First published in France in 1921, this trilogy of novellas is set in London during the first world war. Paul Morand had been a diplomat at the French embassy, where he mingled with socialites and epicurians of independent means. He was friendly with Proust, moreover, and like Proust he could be narcissistic, sentimental and snobbish.

The novellas are redeemed by their robust, occasionally spiteful humour and surreal urban poetry. Against a backdrop of wartime uncertainty and loss, the narrator recollects the lives of three Frenchwomen he has known in London.
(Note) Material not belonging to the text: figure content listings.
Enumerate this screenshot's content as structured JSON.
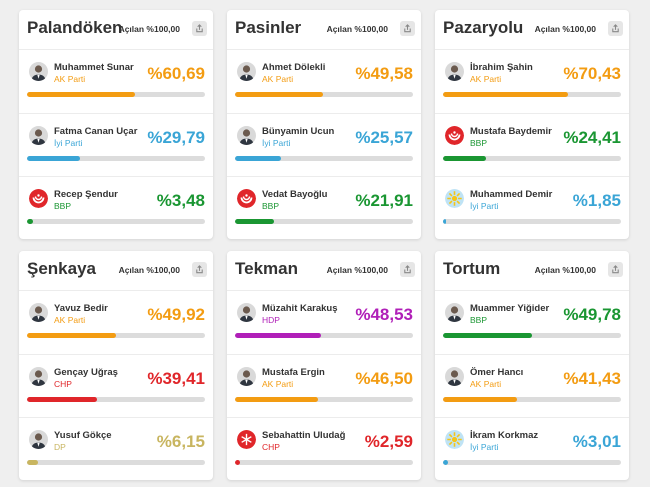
{
  "colors": {
    "ak": "#f39c12",
    "iyi": "#3aa5d6",
    "bbp": "#1a9632",
    "chp": "#e0262a",
    "hdp": "#b01fb8",
    "dp": "#c8b560"
  },
  "icons": {
    "share": "share-icon",
    "avatar": "person-avatar-icon",
    "bbp_logo": "bbp-logo-icon",
    "iyi_logo": "iyi-logo-icon",
    "chp_logo": "chp-logo-icon"
  },
  "districts": [
    {
      "title": "Palandöken",
      "opened": "Açılan %100,00",
      "candidates": [
        {
          "name": "Muhammet Sunar",
          "party": "AK Parti",
          "pct": "%60,69",
          "value": 60.69,
          "color": "ak",
          "avatar": "photo"
        },
        {
          "name": "Fatma Canan Uçar",
          "party": "İyi Parti",
          "pct": "%29,79",
          "value": 29.79,
          "color": "iyi",
          "avatar": "photo"
        },
        {
          "name": "Recep Şendur",
          "party": "BBP",
          "pct": "%3,48",
          "value": 3.48,
          "color": "bbp",
          "avatar": "bbp"
        }
      ]
    },
    {
      "title": "Pasinler",
      "opened": "Açılan %100,00",
      "candidates": [
        {
          "name": "Ahmet Dölekli",
          "party": "AK Parti",
          "pct": "%49,58",
          "value": 49.58,
          "color": "ak",
          "avatar": "photo"
        },
        {
          "name": "Bünyamin Ucun",
          "party": "İyi Parti",
          "pct": "%25,57",
          "value": 25.57,
          "color": "iyi",
          "avatar": "photo"
        },
        {
          "name": "Vedat Bayoğlu",
          "party": "BBP",
          "pct": "%21,91",
          "value": 21.91,
          "color": "bbp",
          "avatar": "bbp"
        }
      ]
    },
    {
      "title": "Pazaryolu",
      "opened": "Açılan %100,00",
      "candidates": [
        {
          "name": "İbrahim Şahin",
          "party": "AK Parti",
          "pct": "%70,43",
          "value": 70.43,
          "color": "ak",
          "avatar": "photo"
        },
        {
          "name": "Mustafa Baydemir",
          "party": "BBP",
          "pct": "%24,41",
          "value": 24.41,
          "color": "bbp",
          "avatar": "bbp"
        },
        {
          "name": "Muhammed Demir",
          "party": "İyi Parti",
          "pct": "%1,85",
          "value": 1.85,
          "color": "iyi",
          "avatar": "iyi"
        }
      ]
    },
    {
      "title": "Şenkaya",
      "opened": "Açılan %100,00",
      "candidates": [
        {
          "name": "Yavuz Bedir",
          "party": "AK Parti",
          "pct": "%49,92",
          "value": 49.92,
          "color": "ak",
          "avatar": "photo"
        },
        {
          "name": "Gençay Uğraş",
          "party": "CHP",
          "pct": "%39,41",
          "value": 39.41,
          "color": "chp",
          "avatar": "photo"
        },
        {
          "name": "Yusuf Gökçe",
          "party": "DP",
          "pct": "%6,15",
          "value": 6.15,
          "color": "dp",
          "avatar": "photo"
        }
      ]
    },
    {
      "title": "Tekman",
      "opened": "Açılan %100,00",
      "candidates": [
        {
          "name": "Müzahit Karakuş",
          "party": "HDP",
          "pct": "%48,53",
          "value": 48.53,
          "color": "hdp",
          "avatar": "photo"
        },
        {
          "name": "Mustafa Ergin",
          "party": "AK Parti",
          "pct": "%46,50",
          "value": 46.5,
          "color": "ak",
          "avatar": "photo"
        },
        {
          "name": "Sebahattin Uludağ",
          "party": "CHP",
          "pct": "%2,59",
          "value": 2.59,
          "color": "chp",
          "avatar": "chp"
        }
      ]
    },
    {
      "title": "Tortum",
      "opened": "Açılan %100,00",
      "candidates": [
        {
          "name": "Muammer Yiğider",
          "party": "BBP",
          "pct": "%49,78",
          "value": 49.78,
          "color": "bbp",
          "avatar": "photo"
        },
        {
          "name": "Ömer Hancı",
          "party": "AK Parti",
          "pct": "%41,43",
          "value": 41.43,
          "color": "ak",
          "avatar": "photo"
        },
        {
          "name": "İkram Korkmaz",
          "party": "İyi Parti",
          "pct": "%3,01",
          "value": 3.01,
          "color": "iyi",
          "avatar": "iyi"
        }
      ]
    }
  ]
}
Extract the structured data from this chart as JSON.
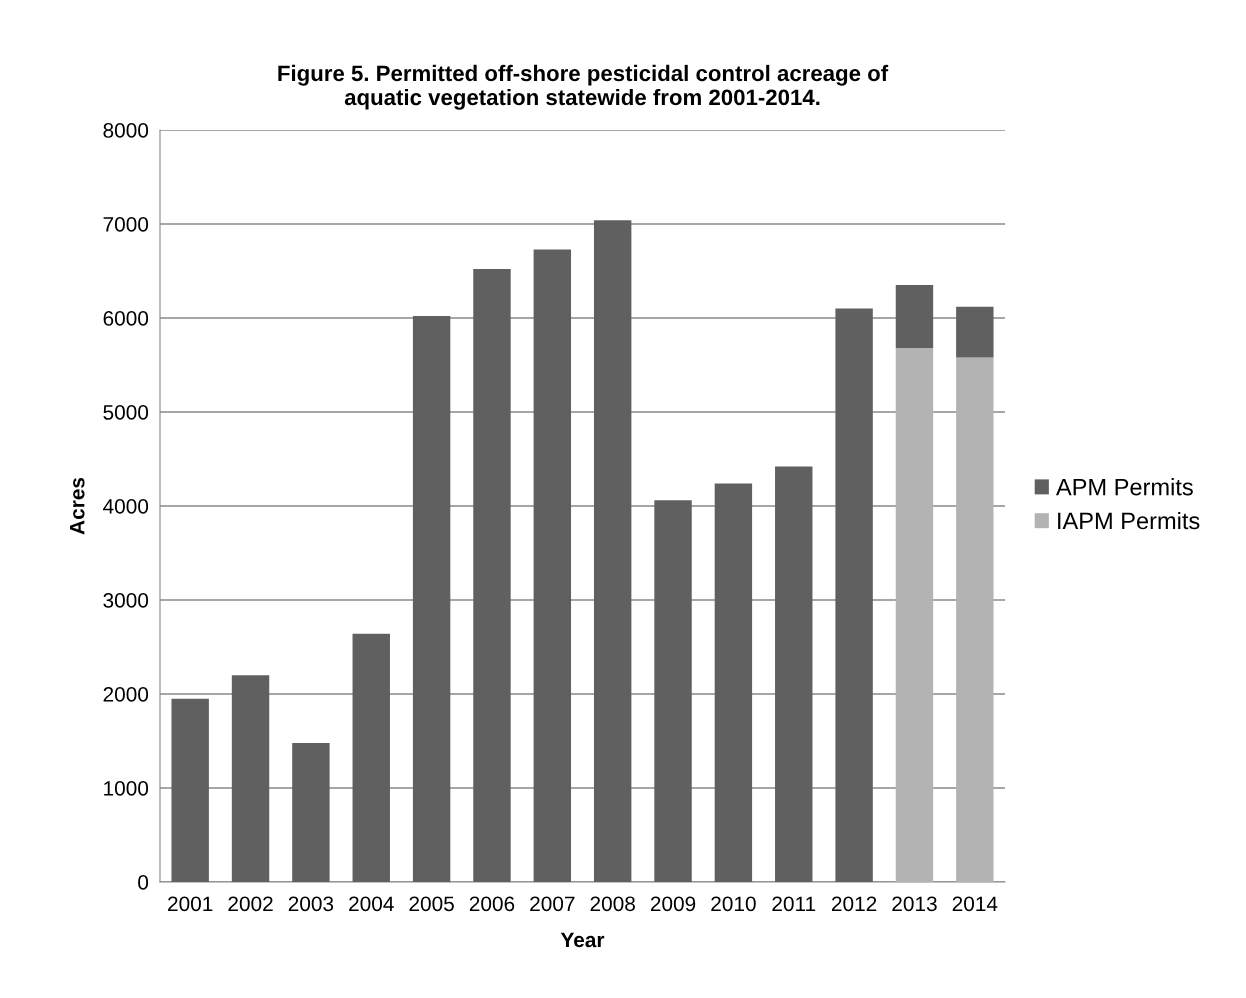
{
  "chart_data": {
    "type": "bar",
    "title": "Figure 5. Permitted off-shore pesticidal control acreage of\naquatic vegetation statewide from 2001-2014.",
    "xlabel": "Year",
    "ylabel": "Acres",
    "categories": [
      "2001",
      "2002",
      "2003",
      "2004",
      "2005",
      "2006",
      "2007",
      "2008",
      "2009",
      "2010",
      "2011",
      "2012",
      "2013",
      "2014"
    ],
    "stacked": true,
    "series": [
      {
        "name": "IAPM Permits",
        "color": "#b3b3b3",
        "values": [
          0,
          0,
          0,
          0,
          0,
          0,
          0,
          0,
          0,
          0,
          0,
          0,
          5680,
          5580
        ]
      },
      {
        "name": "APM Permits",
        "color": "#606060",
        "values": [
          1950,
          2200,
          1480,
          2640,
          6020,
          6520,
          6730,
          7040,
          4060,
          4240,
          4420,
          6100,
          670,
          540
        ]
      }
    ],
    "ylim": [
      0,
      8000
    ],
    "yticks": [
      0,
      1000,
      2000,
      3000,
      4000,
      5000,
      6000,
      7000,
      8000
    ],
    "grid": "y",
    "legend": "right"
  }
}
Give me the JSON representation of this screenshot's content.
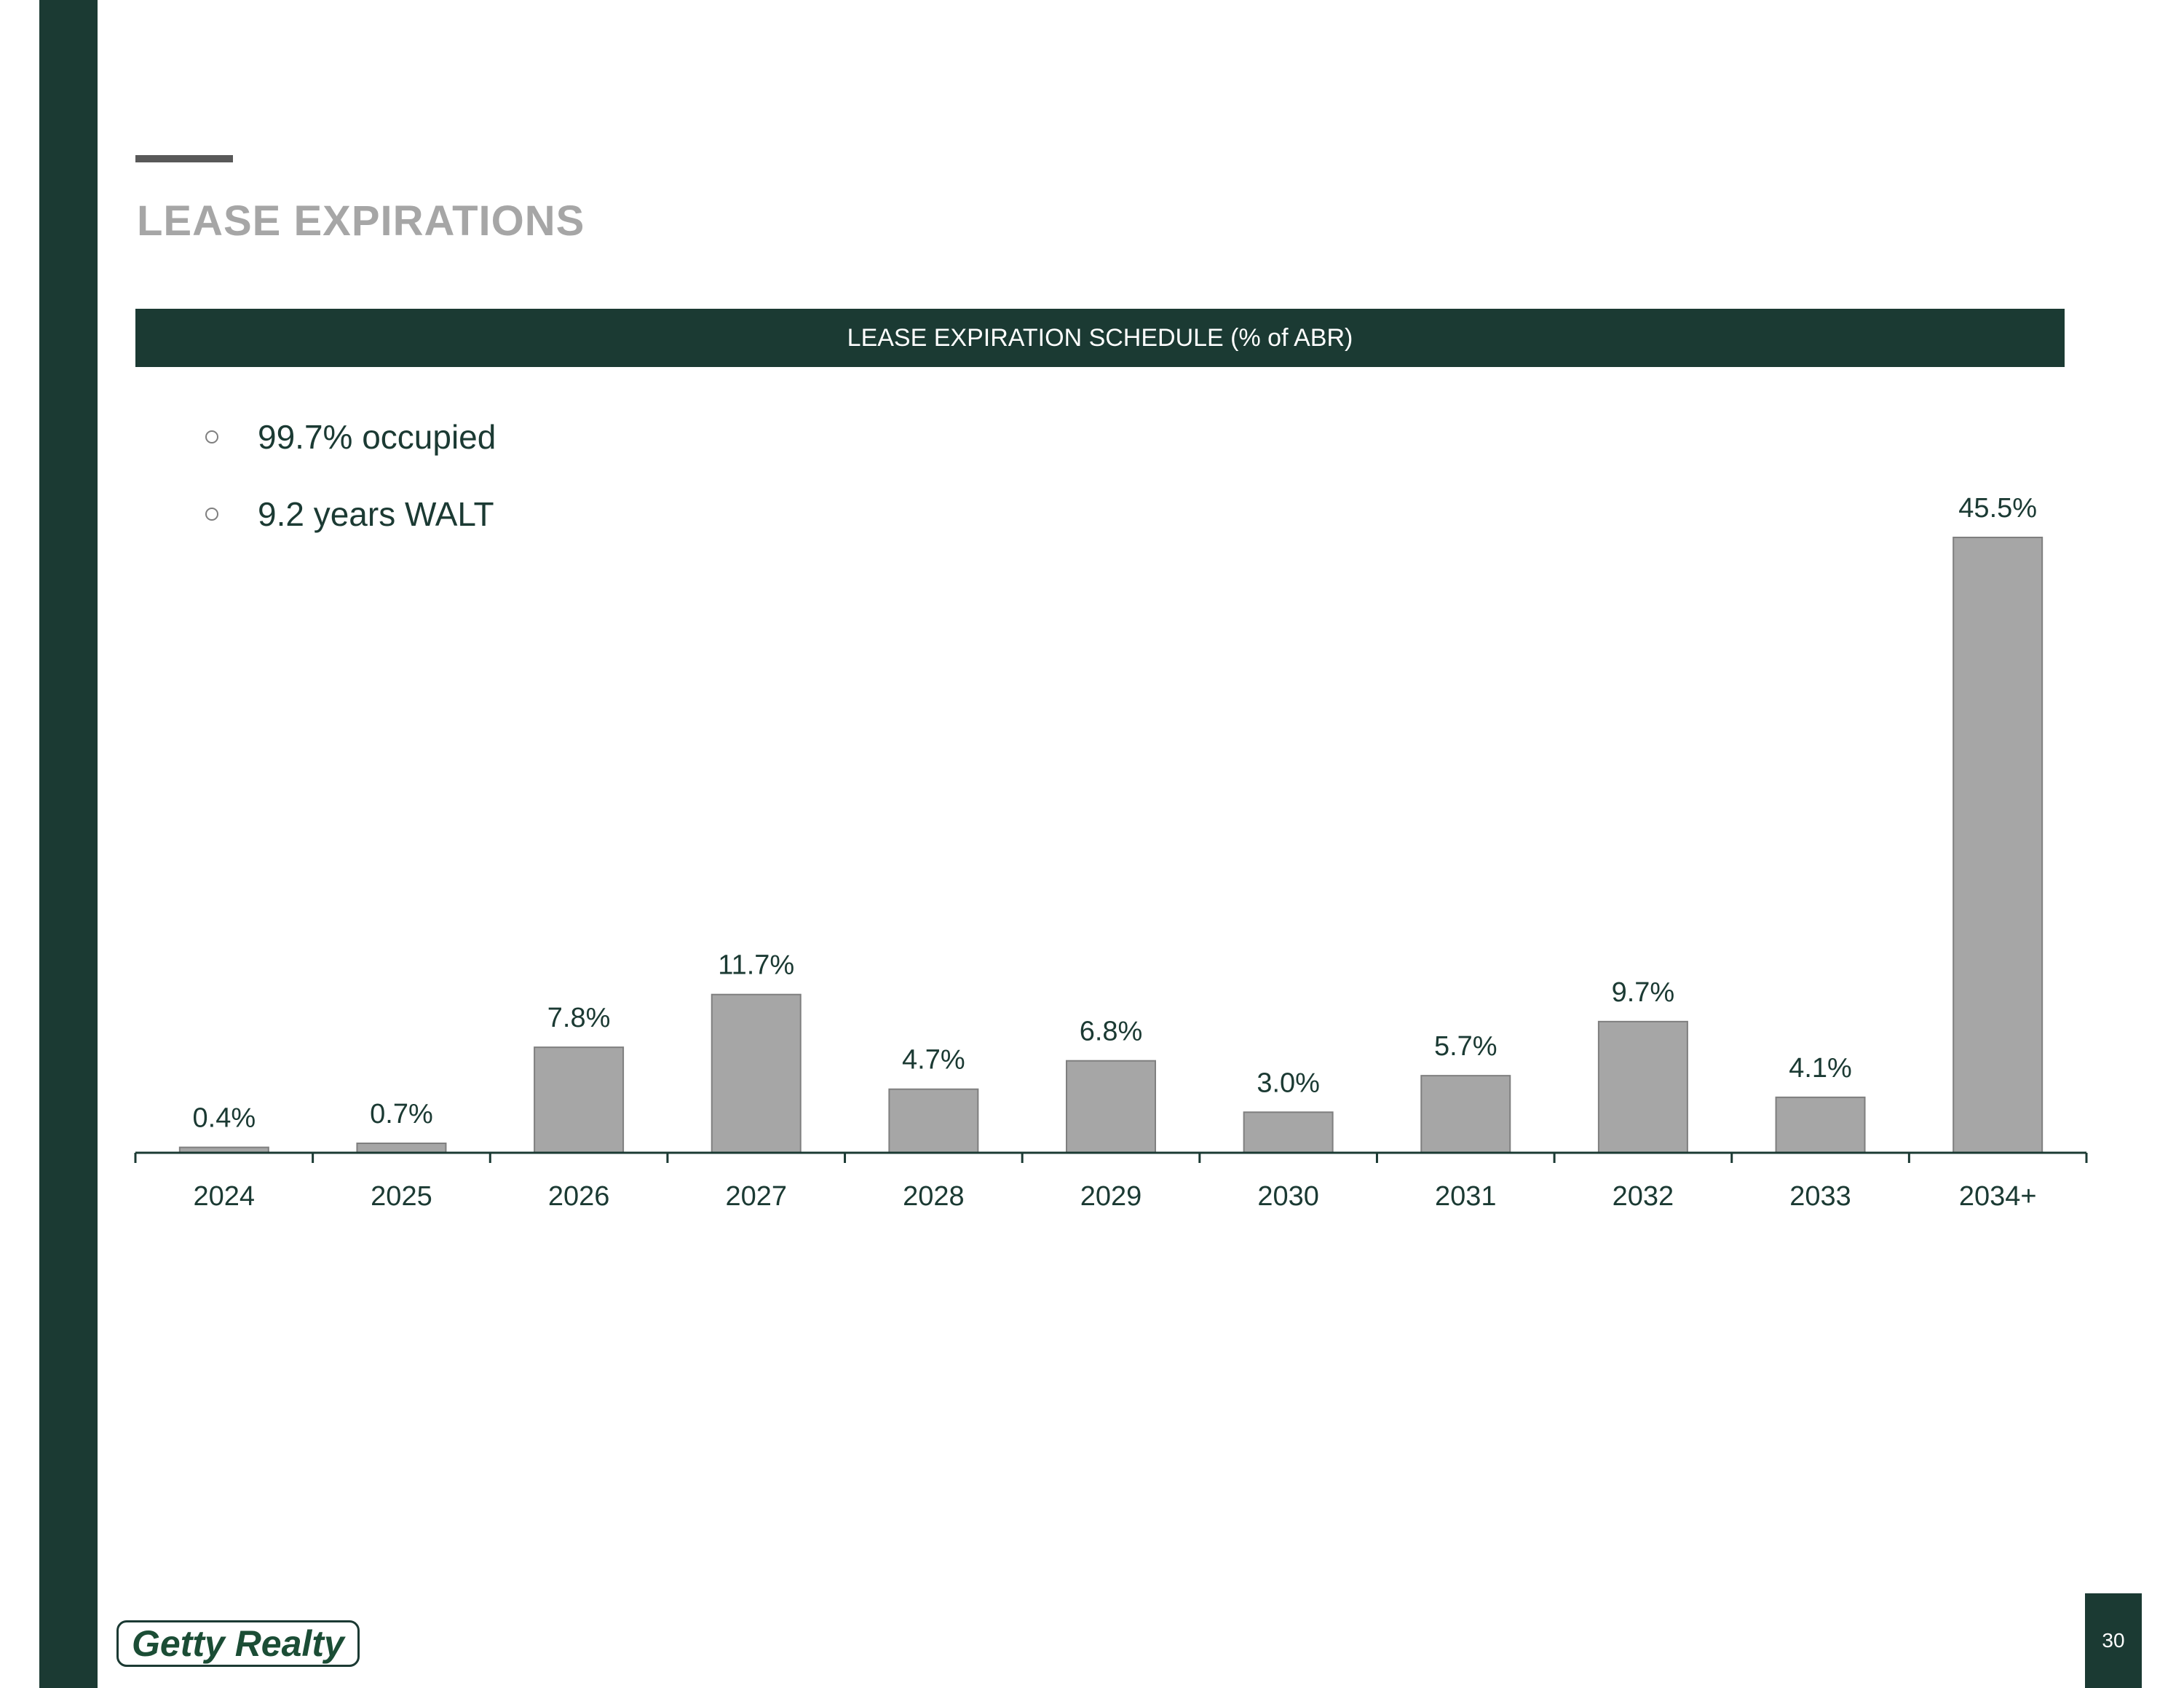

Clarissa, Delphine and Aurora (their names might have escaped from Proust) appear to be psychologically damaged by the war, as well as by failed love affairs and exile.

Clarissa, a flame-haired Parisian, trawls the streets off Commercial Road for cast-off clothes and "pointless knick-knacks". Delphine, no less melancholy, lives in a convent off Leicester Square, where she mourns her Russian army officer husband. (She is, Morand tells us, "waiting impatiently to destroy herself".) Aurora, with her black Burlington Arcade diamond and tales of travel in India and Tibet, is memorably exotic.

Morand's glancing, aphoristic prose – praised by Jean Cocteau and the surrealist André Breton – is often striking. A uniformed soldier on leave glows "like a red pepper in a jar of pickles", while trams rattle noisily through the "docile pastures of Upper Tooting".

In his life, as in his prose, Morand affected a mandarin, insouciant poise. ("Expensive clothes should always be worn casually", he agreed with GK Chesterton.) For all his flights of purple prose and occasional snobbishness, his London stories are suffused with dark emotions of love, jealousy and regret. Exquisitely translated by Euan Cameron, Tender Shoots remains a work of haunting, elegiac strangeness.